Fankultur verteidigen!? Gemeinsam demonstrieren?

Morgen werden in Berlin verschiedene Fan- und Ultràgruppen gegen Repression und Kommerzialisierung des Fußball und für den Erhalt einer bunten, heterogenen sowie vielseitigen Fankultur auf die Straße gehen. Die Demonstration soll der Auftakt einer Kampagne Zum Erhalt der Fankultur sein. Neben der Liste der Unterstützer_innen, die sich zumeist aus Ultràgruppen jeglicher Couleur und Ausrichtung zusammen setzt, wächst auch die Zahl der Kritiker_innen.

Die vorgestern veröffentlichte Presseerklärung betont zwar, daß die Demonstrant_innen zeigen werden, wie bunt kreativ und vielseitig faszinierend Fankultur ist, dennoch bleiben einige Zweifel. Neben den drei großen Fanbündnissen ProFans, der antifaschistischen Initiative B.A.F.F. und dem nationalistischen Bündnis Unsere Kurve tragen vor allem Ultrà Gruppen die Mobilisierung sowie den Diskurs zur Demo. Selbst in der Ablehnung der Teilnahme an der Demo, zum Beispiel durch die Ultràs Mönchengladbach, den Ultràs von Rot-Weiß Ahlen der Tribuna Unida und den Jungen Borussen des BVB, wird ein wahres Ultràtum imaginiert sowie fehlende Werte und Ideale, vor allem aber Heuchelei, Doppelmoral und fehlende Selbstreflexion bemängelt.

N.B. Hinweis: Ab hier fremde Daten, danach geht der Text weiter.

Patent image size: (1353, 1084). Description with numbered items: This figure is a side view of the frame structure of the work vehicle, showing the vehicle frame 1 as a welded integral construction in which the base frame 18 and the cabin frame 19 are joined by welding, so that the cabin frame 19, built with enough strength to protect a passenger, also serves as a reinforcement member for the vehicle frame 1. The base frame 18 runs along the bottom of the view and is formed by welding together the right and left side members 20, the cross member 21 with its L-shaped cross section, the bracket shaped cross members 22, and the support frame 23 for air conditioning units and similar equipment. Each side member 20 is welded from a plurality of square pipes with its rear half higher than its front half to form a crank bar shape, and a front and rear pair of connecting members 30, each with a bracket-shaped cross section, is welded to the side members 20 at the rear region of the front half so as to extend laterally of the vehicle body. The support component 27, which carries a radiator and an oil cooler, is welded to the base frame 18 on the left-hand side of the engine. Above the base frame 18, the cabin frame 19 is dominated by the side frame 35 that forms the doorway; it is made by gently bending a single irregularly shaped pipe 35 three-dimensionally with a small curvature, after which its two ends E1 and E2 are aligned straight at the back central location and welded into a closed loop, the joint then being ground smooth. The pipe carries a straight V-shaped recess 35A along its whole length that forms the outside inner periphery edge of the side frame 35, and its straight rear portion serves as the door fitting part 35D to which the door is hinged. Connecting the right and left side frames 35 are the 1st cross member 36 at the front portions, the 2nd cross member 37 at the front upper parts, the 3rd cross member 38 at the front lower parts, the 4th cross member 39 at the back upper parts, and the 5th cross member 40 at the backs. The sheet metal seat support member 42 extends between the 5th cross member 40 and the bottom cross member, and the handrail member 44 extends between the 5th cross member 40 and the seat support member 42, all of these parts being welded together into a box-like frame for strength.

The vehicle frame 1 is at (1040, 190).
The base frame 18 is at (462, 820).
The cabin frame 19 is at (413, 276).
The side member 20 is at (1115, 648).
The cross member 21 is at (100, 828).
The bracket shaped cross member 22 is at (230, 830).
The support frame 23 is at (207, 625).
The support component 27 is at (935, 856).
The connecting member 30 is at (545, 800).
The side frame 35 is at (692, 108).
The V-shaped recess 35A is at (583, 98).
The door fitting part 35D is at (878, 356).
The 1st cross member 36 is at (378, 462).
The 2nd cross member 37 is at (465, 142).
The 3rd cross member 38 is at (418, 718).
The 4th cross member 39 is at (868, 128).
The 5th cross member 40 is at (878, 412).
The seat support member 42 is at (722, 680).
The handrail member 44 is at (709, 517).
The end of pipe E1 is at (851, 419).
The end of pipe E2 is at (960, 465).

Explizit linke oder emanzipatorische Fangruppen und Bündnisse halten sich auffallend zurück. Sie kommentieren die Demo zum Teil nicht einmal. Das antifaschistische Alerta! Netzwerk, dessen Homepage zur Zeit nicht erreichbar ist und deshalb unklar ist, ob es überhaupt noch aktiv ist, beteiligt sich offenbar nicht am Protest in Berlin. Lediglich die Schickeria aus München und die Horda Azzuro aus Jena sind dabei. Die Ultràs St. Pauli, die Curva Nord aus Babelsberg, Azzuro Düsseldorf und die Ultràs Darmstadt scheinen sich nicht zu beteiligen. Die Fans von TeBe gehen noch einen Schritt weiter und veranstalten eine Diskussion zum Thema Fankultur und den Differenzen zwischen den Spektren.

Positives Feedback zu der Veranstaltung von TeBe gibt es beim Blog Fußball von links, der sich schon vor einigen Wochen kritisch zur Demo geäußert hat. Etwas kritischer, insbesondere aufgrund der schwammigen, undifferenzierten Verkürzung von Fankultur auf Ultrà, übt die Brigata Amaranto. Auffällig ist schon, daß der zugegebenermaßen schwammige Begriff Fankultur auf die Ultràs hereinfällt und beides gleichzusetzen scheint. Repression, Vorverurteilung und Überwachung von Fußballfans im Allgemeinen werden so uninteressant. Aber wer weiß . . .

Trotz der Kritik, den merkwürdigen Verhaltensregeln, dem straff organisiertem Ablaufplan sowie dem vorauseilendem Gehorsam der Organisator_innen gegenüber den Sicherheitskräften, werden wohl doch einige Tausend nach Berlin kommen. Ein gemeinsamer Konsens, was Fankultur bedeutet, wird sich allerdings nicht finden lassen. Da helfen auch die Ultràs Roter Stern aus Berlin und die anderen emanzipatorischen Fangruppen nicht. Die Organisationsleitung und die Unterstützer_innen scheinen eher einiges zu verdrängen. Darüber täuscht auch nicht die kurze Passage zur selbstkritischen Reflexion der eigenen Handlungsweisen nicht hinweg, die auch auf die Fehler und Versäumnisse unsererseits reagieren will.